Militärschlag kann jederzeit starten
US-Generalstabschef Martin Dempsey habe ihn informiert, dass die im östlichen Mittelmeer stationierten amerikanischen Streitkräfte jederzeit bereit für einen Angriff seien, fügte der US-Präsident hinzu. Eine mögliche Intervention sei zudem zeitunabhängig und könne "morgen, in der nächsten Woche oder in einem Monat" stattfinden. "Wir können nicht die Augen davor verschließen, was in Damaskus passiert ist", erklärte Obama. Einmal mehr betonte er, dass ein möglicher Angriff begrenzt sein werde. Der US-Präsident äußerte sich nicht auf eine Journalisten-Frage, was er im Falle eines Neins des Kongresses tun werde.

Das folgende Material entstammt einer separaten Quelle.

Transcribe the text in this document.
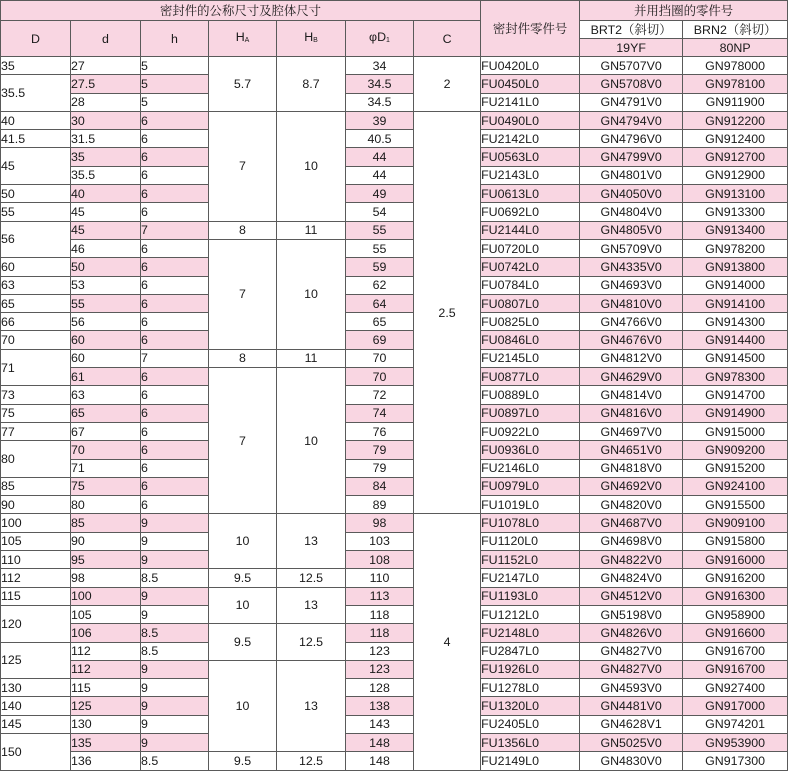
密封件的公称尺寸及腔体尺寸							密封件零件号	并用挡圈的零件号	
D	d	h	$H_A$	$H_B$	$\varphi D_1$	C		BRT2（斜切）	BRN2（斜切）
								19YF	80NP
35	27	5	5.7	8.7	34	2	FU0420L0	GN5707V0	GN978000
35.5	27.5	5			34.5		FU0450L0	GN5708V0	GN978100
	28	5			34.5		FU2141L0	GN4791V0	GN911900
40	30	6	7	10	39	2.5	FU0490L0	GN4794V0	GN912200
41.5	31.5	6			40.5		FU2142L0	GN4796V0	GN912400
45	35	6			44		FU0563L0	GN4799V0	GN912700
	35.5	6			44		FU2143L0	GN4801V0	GN912900
50	40	6			49		FU0613L0	GN4050V0	GN913100
55	45	6			54		FU0692L0	GN4804V0	GN913300
56	45	7	8	11	55		FU2144L0	GN4805V0	GN913400
	46	6	7	10	55		FU0720L0	GN5709V0	GN978200
60	50	6			59		FU0742L0	GN4335V0	GN913800
63	53	6			62		FU0784L0	GN4693V0	GN914000
65	55	6			64		FU0807L0	GN4810V0	GN914100
66	56	6			65		FU0825L0	GN4766V0	GN914300
70	60	6			69		FU0846L0	GN4676V0	GN914400
71	60	7	8	11	70		FU2145L0	GN4812V0	GN914500
	61	6	7	10	70		FU0877L0	GN4629V0	GN978300
73	63	6			72		FU0889L0	GN4814V0	GN914700
75	65	6			74		FU0897L0	GN4816V0	GN914900
77	67	6			76		FU0922L0	GN4697V0	GN915000
80	70	6			79		FU0936L0	GN4651V0	GN909200
	71	6			79		FU2146L0	GN4818V0	GN915200
85	75	6			84		FU0979L0	GN4692V0	GN924100
90	80	6			89		FU1019L0	GN4820V0	GN915500
100	85	9	10	13	98	4	FU1078L0	GN4687V0	GN909100
105	90	9			103		FU1120L0	GN4698V0	GN915800
110	95	9			108		FU1152L0	GN4822V0	GN916000
112	98	8.5	9.5	12.5	110		FU2147L0	GN4824V0	GN916200
115	100	9	10	13	113		FU1193L0	GN4512V0	GN916300
120	105	9			118		FU1212L0	GN5198V0	GN958900
	106	8.5	9.5	12.5	118		FU2148L0	GN4826V0	GN916600
125	112	8.5			123		FU2847L0	GN4827V0	GN916700
	112	9	10	13	123		FU1926L0	GN4827V0	GN916700
130	115	9			128		FU1278L0	GN4593V0	GN927400
140	125	9			138		FU1320L0	GN4481V0	GN917000
145	130	9			143		FU2405L0	GN4628V1	GN974201
150	135	9			148		FU1356L0	GN5025V0	GN953900
	136	8.5	9.5	12.5	148		FU2149L0	GN4830V0	GN917300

"Ich bin bereit, den Befehl zu geben", erklärte Obama indessen. Die USA seien aber stärker, wenn die Entscheidung vom Kongress getragen werde. Deshalb bitte er um dessen "Autorisierung". Allen voran wohl auch deswegen, weil der Kongress Budgethoheit hat - er müsste somit auch die Rechnungen für eine Militärintervention begleichen.

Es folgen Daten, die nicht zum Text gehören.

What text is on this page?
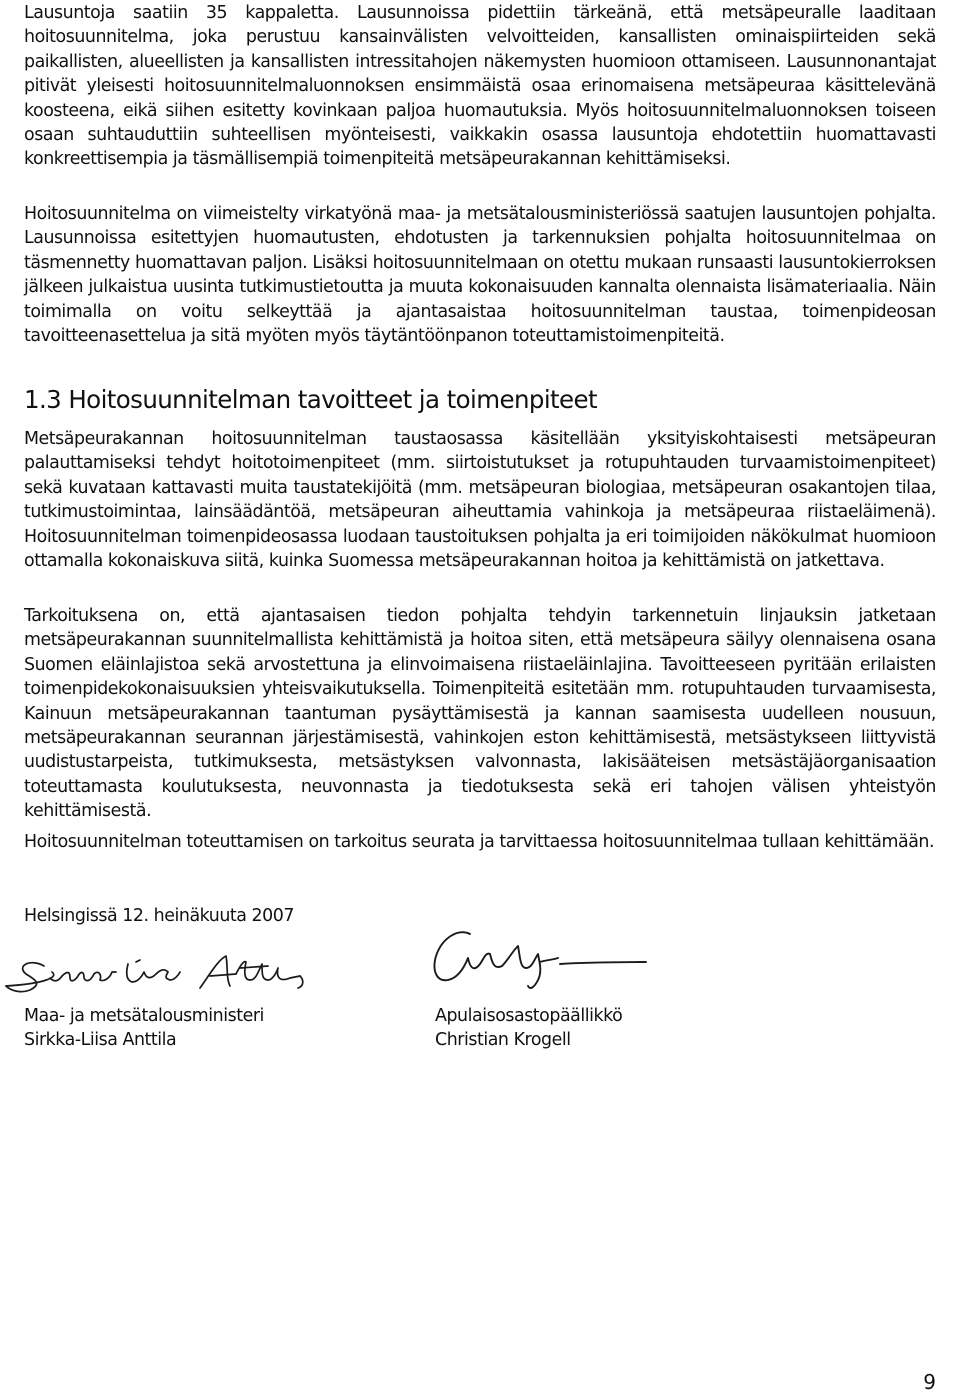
Lausuntoja saatiin 35 kappaletta. Lausunnoissa pidettiin tärkeänä, että metsäpeuralle laaditaan hoitosuunnitelma, joka perustuu kansainvälisten velvoitteiden, kansallisten ominaispiirteiden sekä paikallisten, alueellisten ja kansallisten intressitahojen näkemysten huomioon ottamiseen. Lausunnonantajat pitivät yleisesti hoitosuunnitelmaluonnoksen ensimmäistä osaa erinomaisena metsäpeuraa käsittelevänä koosteena, eikä siihen esitetty kovinkaan paljoa huomautuksia. Myös hoitosuunnitelmaluonnoksen toiseen osaan suhtauduttiin suhteellisen myönteisesti, vaikkakin osassa lausuntoja ehdotettiin huomattavasti konkreettisempia ja täsmällisempiä toimenpiteitä metsäpeurakannan kehittämiseksi.

Hoitosuunnitelma on viimeistelty virkatyönä maa- ja metsätalousministeriössä saatujen lausuntojen pohjalta. Lausunnoissa esitettyjen huomautusten, ehdotusten ja tarkennuksien pohjalta hoitosuunnitelmaa on täsmennetty huomattavan paljon. Lisäksi hoitosuunnitelmaan on otettu mukaan runsaasti lausuntokierroksen jälkeen julkaistua uusinta tutkimustietoutta ja muuta kokonaisuuden kannalta olennaista lisämateriaalia. Näin toimimalla on voitu selkeyttää ja ajantasaistaa hoitosuunnitelman taustaa, toimenpideosan tavoitteenasettelua ja sitä myöten myös täytäntöönpanon toteuttamistoimenpiteitä.

1.3 Hoitosuunnitelman tavoitteet ja toimenpiteet

Metsäpeurakannan hoitosuunnitelman taustaosassa käsitellään yksityiskohtaisesti metsäpeuran palauttamiseksi tehdyt hoitotoimenpiteet (mm. siirtoistutukset ja rotupuhtauden turvaamistoimenpiteet) sekä kuvataan kattavasti muita taustatekijöitä (mm. metsäpeuran biologiaa, metsäpeuran osakantojen tilaa, tutkimustoimintaa, lainsäädäntöä, metsäpeuran aiheuttamia vahinkoja ja metsäpeuraa riistaeläimenä). Hoitosuunnitelman toimenpideosassa luodaan taustoituksen pohjalta ja eri toimijoiden näkökulmat huomioon ottamalla kokonaiskuva siitä, kuinka Suomessa metsäpeurakannan hoitoa ja kehittämistä on jatkettava.

Tarkoituksena on, että ajantasaisen tiedon pohjalta tehdyin tarkennetuin linjauksin jatketaan metsäpeurakannan suunnitelmallista kehittämistä ja hoitoa siten, että metsäpeura säilyy olennaisena osana Suomen eläinlajistoa sekä arvostettuna ja elinvoimaisena riistaeläinlajina. Tavoitteeseen pyritään erilaisten toimenpidekokonaisuuksien yhteisvaikutuksella. Toimenpiteitä esitetään mm. rotupuhtauden turvaamisesta, Kainuun metsäpeurakannan taantuman pysäyttämisestä ja kannan saamisesta uudelleen nousuun, metsäpeurakannan seurannan järjestämisestä, vahinkojen eston kehittämisestä, metsästykseen liittyvistä uudistustarpeista, tutkimuksesta, metsästyksen valvonnasta, lakisääteisen metsästäjäorganisaation toteuttamasta koulutuksesta, neuvonnasta ja tiedotuksesta sekä eri tahojen välisen yhteistyön kehittämisestä.

Hoitosuunnitelman toteuttamisen on tarkoitus seurata ja tarvittaessa hoitosuunnitelmaa tullaan kehittämään.

Helsingissä 12. heinäkuuta 2007

Maa- ja metsätalousministeri
Sirkka-Liisa Anttila
Apulaisosastopäällikkö
Christian Krogell
9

Das Weiße Haus hatte zuvor den Spitzen von Senat und Repräsentantenhaus am Samstagabend (Ortszeit) einen Resolutionsentwurf übermittelt, der den Präsidenten zu einem "angemessenen" Einsatz des US-Militärs im Zusammenhang mit dem mutmaßlichen Giftgasangriff durch die syrische Führung ermächtigt. Das Ziel sei, in Syrien "Einsatz und Verbreitung" von Massenvernichtungswaffen zu verhindern und die USA und ihre Verbündeten gegen die Gefahren dieser Waffen zu schützen. In dem Text heißt es weiter, dass die Unterstützung durch den Kongress für ein militärisches Vorgehen "ein klares Signal der amerikanischen Entschlossenheit" senden würde.
Innerhalb der USA ist die Opposition gegen einen Militärschlag jedenfalls weiterhin stark. Laut einer aktuellen IPSOS-Umfrage sind weiterhin rund 53 Prozent der Amerikaner gegen eine Intervention im Bürgerkriegsland. Während Obamas Rede demonstrierten mehrere hundert Menschen gegen einen Angriff in Syrien.
US-Kongress will Anfang September abstimmen
Nach der Ankündigung von Obama will das Repräsentantenhaus offenbar nicht vorzeitig aus seiner Sommerpause zurückkehren. Das Repräsentantenhaus werde in der Woche ab dem 9. September entscheiden, hieß es in einer Mitteilung des republikanischen Sprechers John Boehner vom Samstag. "Das gibt dem Präsidenten Zeit, den Kongress und die Bevölkerung von seinem Vorhaben zu überzeugen."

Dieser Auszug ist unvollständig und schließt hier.